Я по-прежнему в Лондоне, все еще стараюсь достать паспорт и все так же безуспешно. Предполагают, что Мирный договор будет на днях подписан, и я искренне надеюсь, что это приведет к здравому образу мыслей и к приличной жизни. Все эти последние годы были сплошным мучением, и у вас, вероятно, было еще хуже, чем у нас. Когда мы с тобой увидимся, — только бы это случилось! — я чувствую, что мне придется просить у тебя прощения за эту чудовищную блокаду. А ведь затеяли ее те самые люди, которые больше всех кричали, что позорно вести войну против женщин и детей!

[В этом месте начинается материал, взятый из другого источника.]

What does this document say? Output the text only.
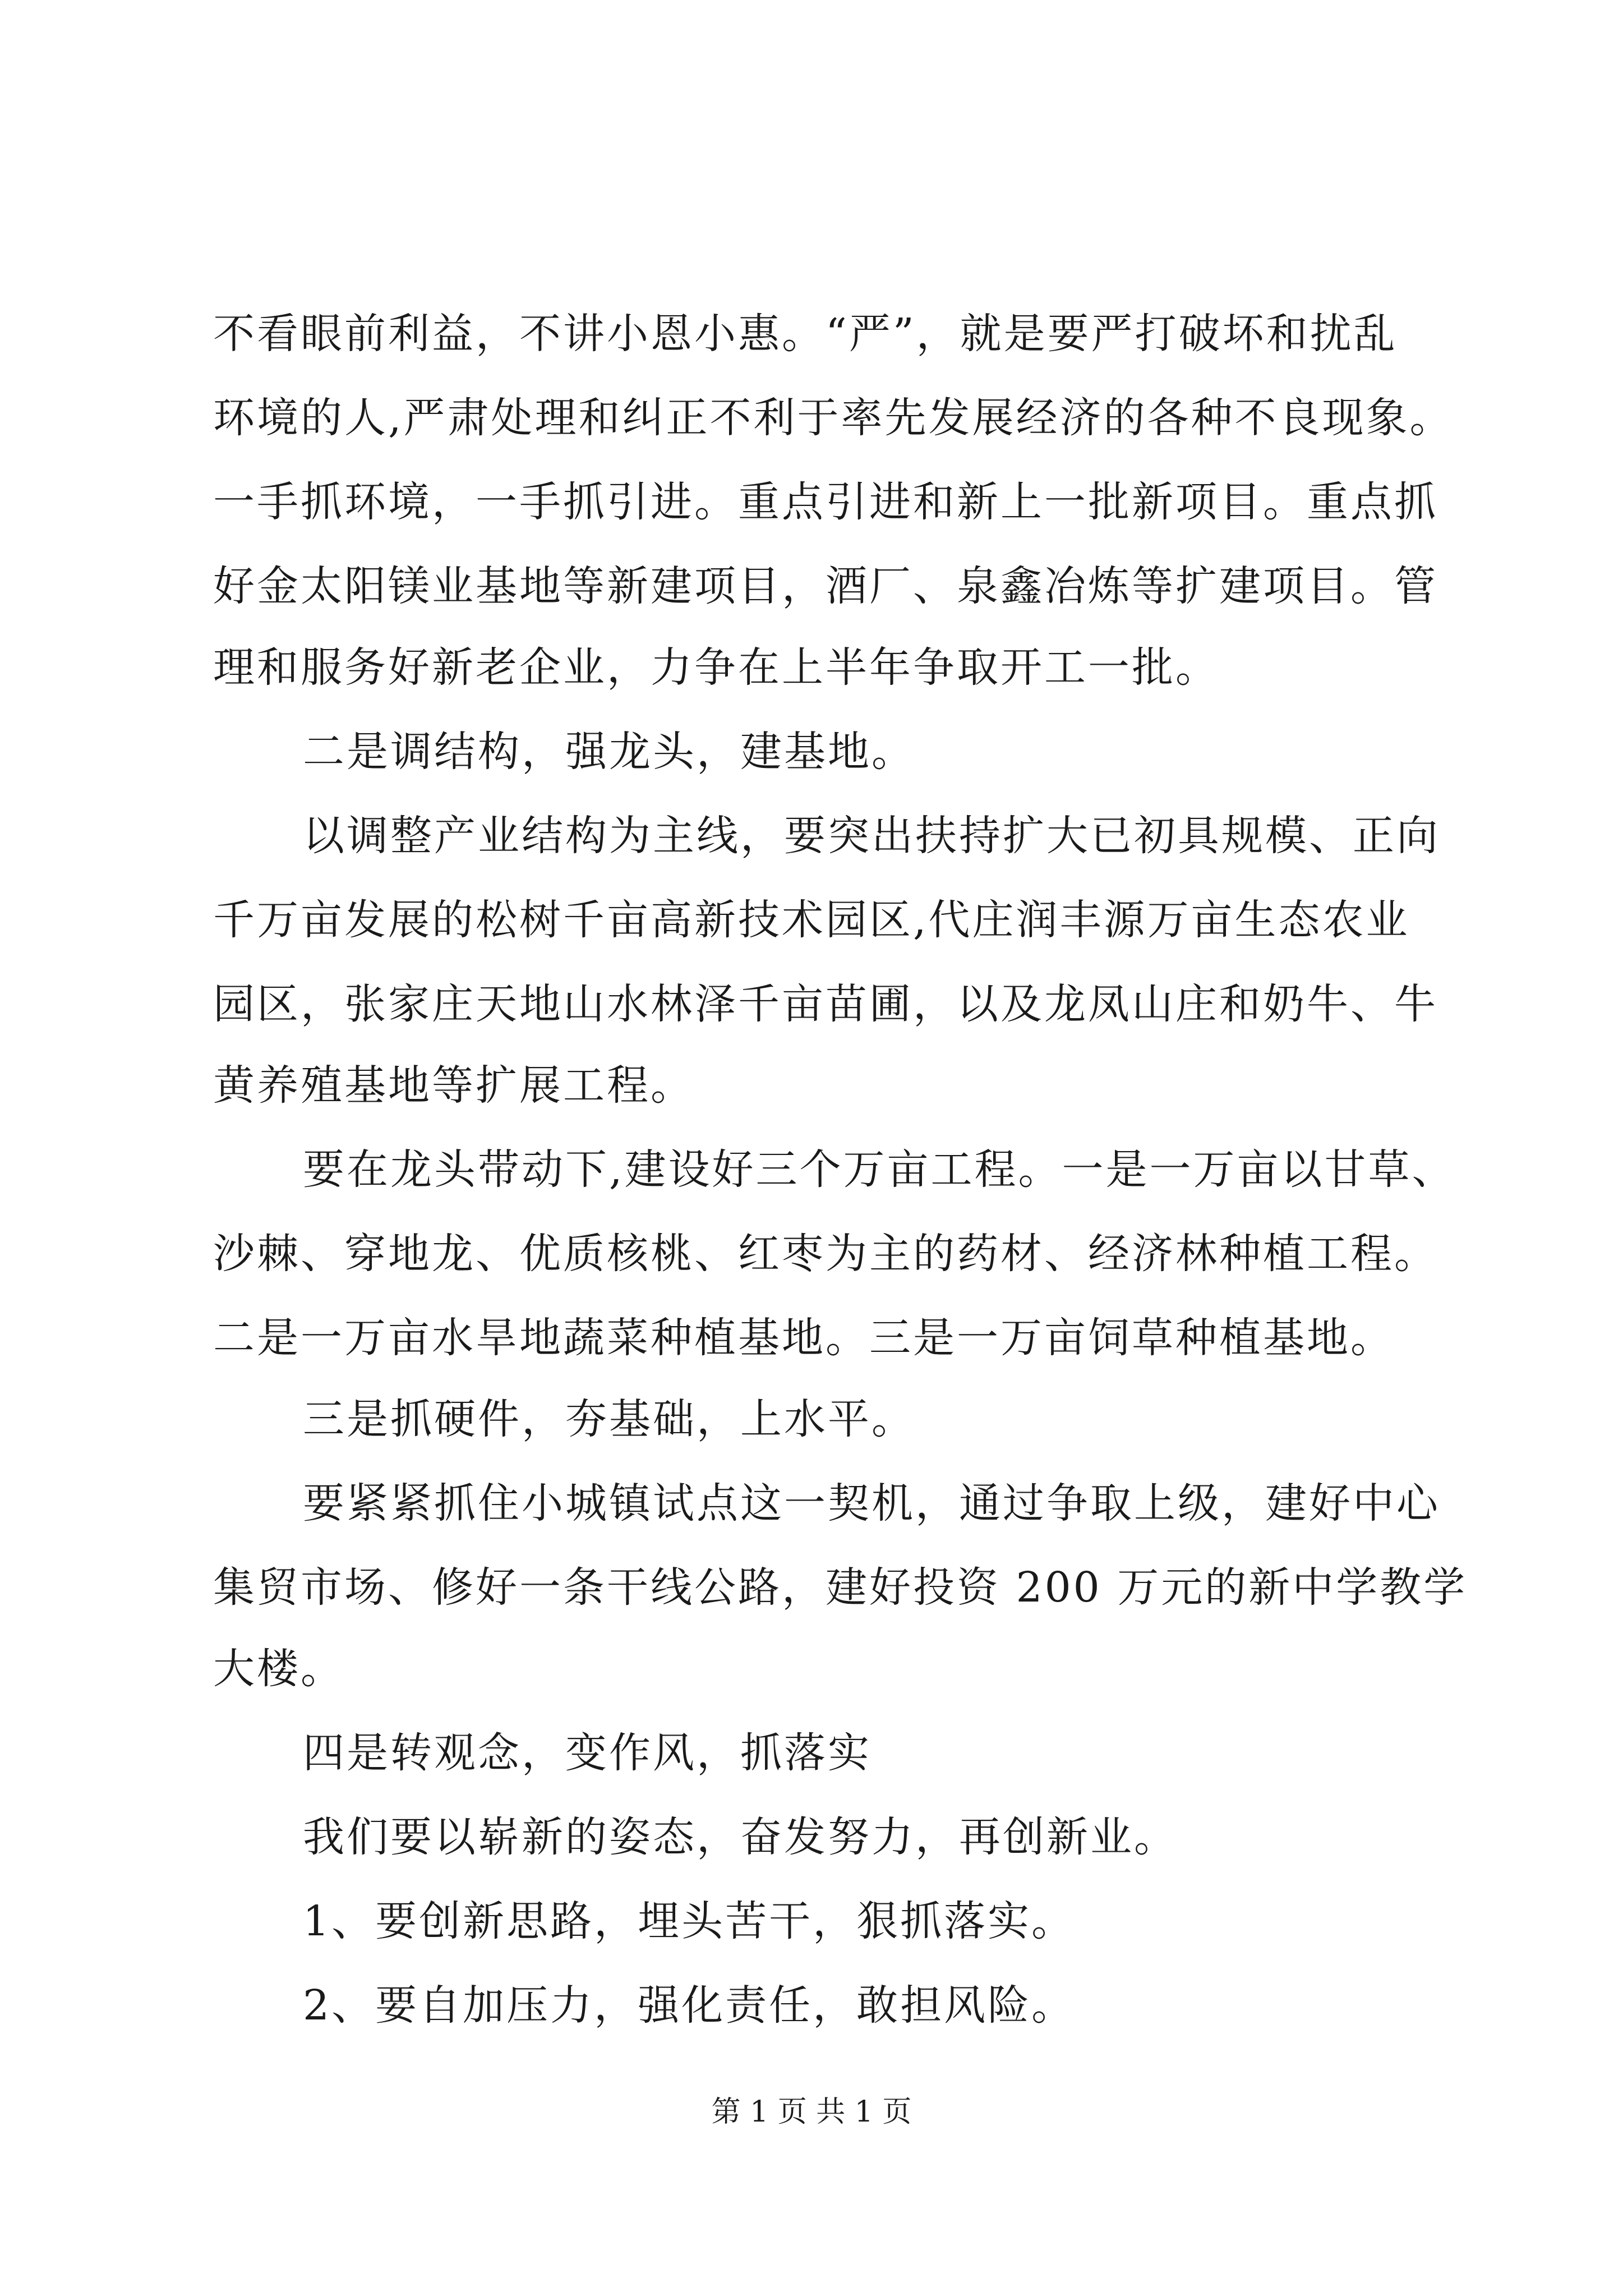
不看眼前利益，不讲小恩小惠。“严”，就是要严打破坏和扰乱
环境的人,严肃处理和纠正不利于率先发展经济的各种不良现象。
一手抓环境，一手抓引进。重点引进和新上一批新项目。重点抓
好金太阳镁业基地等新建项目，酒厂、泉鑫冶炼等扩建项目。管
理和服务好新老企业，力争在上半年争取开工一批。
二是调结构，强龙头，建基地。
以调整产业结构为主线，要突出扶持扩大已初具规模、正向
千万亩发展的松树千亩高新技术园区,代庄润丰源万亩生态农业
园区，张家庄天地山水林泽千亩苗圃，以及龙凤山庄和奶牛、牛
黄养殖基地等扩展工程。
要在龙头带动下,建设好三个万亩工程。一是一万亩以甘草、
沙棘、穿地龙、优质核桃、红枣为主的药材、经济林种植工程。
二是一万亩水旱地蔬菜种植基地。三是一万亩饲草种植基地。
三是抓硬件，夯基础，上水平。
要紧紧抓住小城镇试点这一契机，通过争取上级，建好中心
集贸市场、修好一条干线公路，建好投资 200 万元的新中学教学
大楼。
四是转观念，变作风，抓落实
我们要以崭新的姿态，奋发努力，再创新业。
1、要创新思路，埋头苦干，狠抓落实。
2、要自加压力，强化责任，敢担风险。
第 1 页 共 1 页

Недавно я познакомился с одним довольно ответственным министерским работником. Он еще совсем молод, но занимал слишком важный пост, чтобы быть призванным в армию. Его зовут Уолтер Картрайт, и он считает Британскою империю божественным проявлением наивысшей мудрости, а гражданскую службу — мозгом империи. Я не спорю с ним, а только слушаю. Я стал терпеливым, дорогая Кэти, и даже, как тебе может показаться, несколько склонным к лицемерию. Во всяком случае, я постараюсь использовать Картрайта и раздобыть через него паспорт, необходимые разрешения и визы, словом, все, что требуется. Мне неприятно это делать, особенно потому, что меня познакомила с ним Маргарит, но для меня все еще продолжается война. Война между мной и моим драгоценным отечеством за мою свободу и счастье и за твое тоже, надеюсь.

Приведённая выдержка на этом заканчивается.